Lunch Dilemmas


Tina Ngo, Shark Story Editor and Publicist

On your typical day, Juniors and Seniors want to hurry out of their classes and go off campus for their lunch. Since Minga has been implemented, security guards and even APs have begun scanning and checking at the ribbon instead of waiting until students are in their cars and about to get out of the gates. Questions have arisen about why all of this is happening and why now. 

I asked Mr. Shaw, “What made you want to implement a stricter protocol for getting off campus?” (scanning and checking) because it was a hassle at the beginning and numerous kids were frustrated on a daily basis. 

He explained that “We actually didn’t implement any stricter protocol, we just shored up the protocols we had in place, and as the year is evolving…we’re getting better with Minga”. So don’t be quick to judge just because it’s an inconvenience. The administration is learning too and everything they do is to ensure their student’s safety. They already had these protocols in place, but now it is being implemented in a different way. 

He further states, “…The reason that we need to make sure that only the kids who have lunch passes leave campus is 1. So that parents are aware that their kids are leaving campus and to ensure the safety of the kids that are allowed to leave campus are leaving campus.” We have to consider the repercussions of allowing students to leave off campus in case of an accident: it’s a luxury, not a must. All staff members know that Freshmen and Sophomores have snuck off campus by getting into the trunks of cars, so if you think you’re getting away with something, you are mistaken. 

He adds that Santiago High School is in direct communication with Minga and its CEO, so whatever concerns you may have, feel free to let Mr. Shaw know or express your concerns with Journalism so we are able to give constructive criticism. All problems and complaints may be able to meet a solution. 
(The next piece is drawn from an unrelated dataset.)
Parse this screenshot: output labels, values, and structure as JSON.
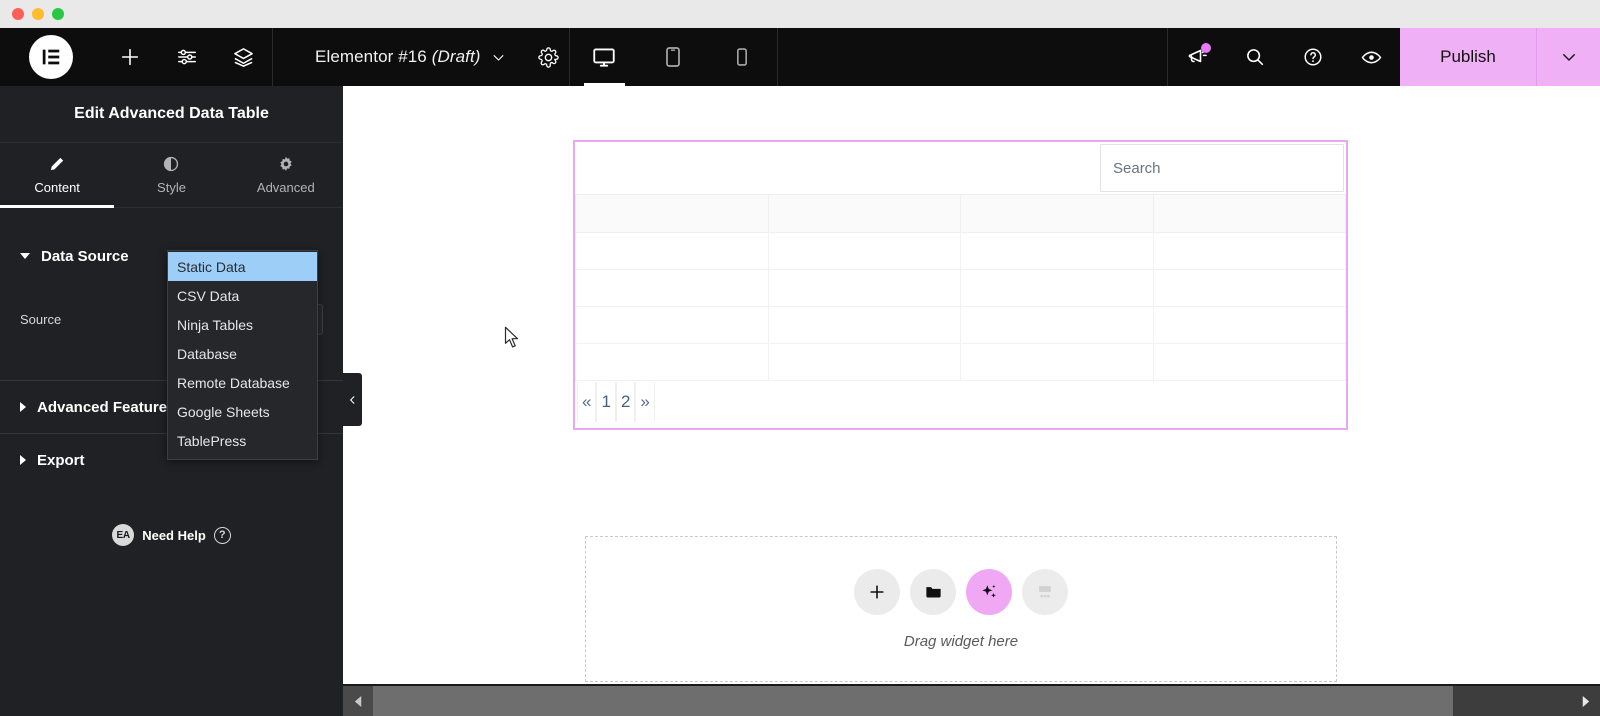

Minga - K12 Campus Safety & Engagement Tools

Following these protocols, I asked, “What changes do you want to make for the upcoming school year?” He further clarified, “Minga is a student engagement tool. There should be no more excuses that students don’t know what’s happening on campus because we are adding everything to Minga…We are going to continue to add files and flyers and information to Minga so that if you don’t know something that’s going on campus you can look up Minga and it’s there for you.” This is supposed to make your life easier, not harder. 

Although Minga has its flaws, so does everything else and Mr. Shaw is learning how to use it just like we are. Not everything can be perfect the first time; as time goes on, it will improve. Maybe not this year, but next year will definitely be better. This little lunch dilemma has cons, but the reasoning behind it is much more important: student safety.  And when it comes right down to it – we certainly can’t blame anyone for keeping students as safe as possible.